The Design Review Board of the Reston Association met tonight at the Reston RA headquarters to hear a “concept only” presentation by JBG for the Fairways Apartment development. The normally sparsely attended hearing was crowded with Reston residents who came to witness the decision by the DRB which would bless or reject the current JBG plan.
Though the audience contained both supporters and critics of the plan for an 804 unit concept of both 3.5 level townhomes and 5 level multi-story midrise “Texas doughnut” style buildings clustered around a small “town green,” the critics easily outnumbered the supporters 10 to 1.

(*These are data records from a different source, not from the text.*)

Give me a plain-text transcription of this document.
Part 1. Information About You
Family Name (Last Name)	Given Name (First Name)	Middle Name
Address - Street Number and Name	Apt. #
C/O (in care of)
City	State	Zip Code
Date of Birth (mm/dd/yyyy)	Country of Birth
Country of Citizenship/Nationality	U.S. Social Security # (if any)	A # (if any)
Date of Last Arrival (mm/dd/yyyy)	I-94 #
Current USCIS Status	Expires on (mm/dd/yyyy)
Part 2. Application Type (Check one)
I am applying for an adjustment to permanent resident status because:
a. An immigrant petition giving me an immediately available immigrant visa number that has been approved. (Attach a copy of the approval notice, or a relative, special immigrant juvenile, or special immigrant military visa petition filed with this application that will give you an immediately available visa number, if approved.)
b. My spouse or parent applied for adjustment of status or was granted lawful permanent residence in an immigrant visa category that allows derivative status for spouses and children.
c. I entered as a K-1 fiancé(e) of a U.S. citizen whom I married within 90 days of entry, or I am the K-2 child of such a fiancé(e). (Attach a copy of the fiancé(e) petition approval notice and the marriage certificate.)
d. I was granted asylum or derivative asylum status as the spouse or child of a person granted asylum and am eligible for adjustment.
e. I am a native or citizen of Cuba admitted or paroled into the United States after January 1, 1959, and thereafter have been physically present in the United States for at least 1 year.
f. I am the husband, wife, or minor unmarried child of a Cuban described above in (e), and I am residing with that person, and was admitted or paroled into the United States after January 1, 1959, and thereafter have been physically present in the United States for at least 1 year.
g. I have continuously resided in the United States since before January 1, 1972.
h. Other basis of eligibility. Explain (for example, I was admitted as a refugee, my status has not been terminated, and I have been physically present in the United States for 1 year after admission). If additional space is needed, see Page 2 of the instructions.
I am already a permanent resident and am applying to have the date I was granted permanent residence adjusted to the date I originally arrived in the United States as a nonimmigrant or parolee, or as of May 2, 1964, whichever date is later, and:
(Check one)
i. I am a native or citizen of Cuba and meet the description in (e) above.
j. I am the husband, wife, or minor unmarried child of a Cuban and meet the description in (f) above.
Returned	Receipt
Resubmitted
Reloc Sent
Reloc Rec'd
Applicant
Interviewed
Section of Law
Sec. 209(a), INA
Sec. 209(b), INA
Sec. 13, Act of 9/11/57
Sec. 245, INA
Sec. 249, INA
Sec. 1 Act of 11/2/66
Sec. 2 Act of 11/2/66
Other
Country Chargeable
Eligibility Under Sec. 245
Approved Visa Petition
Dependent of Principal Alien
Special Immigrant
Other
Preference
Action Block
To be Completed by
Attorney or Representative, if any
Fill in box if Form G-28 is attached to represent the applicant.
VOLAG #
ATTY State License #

One supporter, Joe Stowers cited the need for balance and density in residential housing vs. the number of jobs available in Reston, stating that the Reston Special Study Master Plan Task Force had approved this principle.
Other supporters were from the tiny cluster of townhouses surrounded by JBG’s Fairways property. Their immediate concerns were for screening though JBG had pointed out earlier that the new project would be phased. Phase 2, the Eastern portion of the JBG project could be redesigned to a much more lucrative scale if this cluster were to sell out. Past questions to some of this cluster’s members have been met with denials, but only time will tell.
Most area residents were staunchly opposed to the scale and density of the current proposal, stating that the traffic would take North Shore Drive from its current “A” status to a “D.” While Fairfax County only requires a “D” grade to approve a project, this certainly was unacceptable to community members from other areas of Reston as well as immediate neighbors. The math, methods and timing of JBG’s traffic analysis were questioned as well. Lacking in the 2009 analysis was any reference to the coming of Metro and the influence of its huge traffic influx to the formula.
Aside from detailed criticisms from a unanimous DRB, members of the audience continued to express dismay at the size of the project. Although this was a “concept only” review, neighbors were adamant that the increased traffic would be a nightmare. One immediate neighbor who regularly walks the area, Robert Ortega, voiced concerns about rush hour traffic and the location of the heavily populated Lake Anne Elementary School directly across the street from the Fairway plot. He stated that even now the traffic snarls to accommodate the school buses can back traffic up for 15 to 20 minutes. Two of the 3 exits from the 804 unit project are immediately across from the school property. The third empties onto Fairway Drive directly across from his cluster. He was also concerned about the safety of children coming and going from the school property. Another resident voiced concern also for the many children who frequent the Hook Road fields on Fairway Drive as well as the large number of pedestrians in the area.
Though looking forward to redevelopment of the site, several audience members also voiced concerns about the distinctive architecture of the immediate surrounding neighborhood and the need for this project to enhance the unique qualities of Reston life. Diane Lewis of Sustainable Reston, the leading local conservation and environmental organization, voiced concerns about the need for JBG to hit a high bar with project designs that ensure LEED standards for energy efficiency and environmental stewardship.
Marion Stillson, President of the Reston Citizens Association, presented a copy of a resolution passed by the RCA board more than a month ago, when the current plans were made public, which requested denial by the DRB on a number of points including the loss of over 342 affordable and workforce housing units which would be replaced by only 87 workforce units. Also of concern to RCA, are the traffic issues, quality and design of construction, unparalleled density in an existing residential neighborhood, and its distance from employment and shopping venues.
Tammi Petrine, Co-Chair of RCA’s Reston 2020 Committee, a watch-dog organization active in the master plan process, noting the Metro Phase 2/Toll Road debacle and the Fairways project, spoke directly to JBG officials about the need for a concept that makes the Fairway project palatable to the community and profitable to JBG, making the project a potential win/win scenario. She noted the critical need for senior and handicapped accessible housing has been made abundantly apparent. “Visitable” units which are designed for access by handicapped persons and persons in wheel chairs are highly sought after, command increased prices, and are easy to construct.
After a thorough re-cap by Richard Newlon of JBG’s repeated meetings with the DRB over the course of 2 years, the current project still contains many of the original problems, he concluded. After a polling of the panel, a unanimous vote to deny the concept of the project was imminent. Newlon made a motion to deny but before it could be voted upon, the JBG attorney jumped up and advised JGB to request a deferral.
This resulted in a spirited debate between Jennifer Byl and Neal Rosenberry of the DRB board regarding the merits of granting the deferral (Rosenberry) vs. voting for denial (Byl). The first vote to decide this impasse resulted in a tie. On the second vote, Richard Newlon capitulated and the vote for deferral passed, much to the disappointment of the majority of the audience.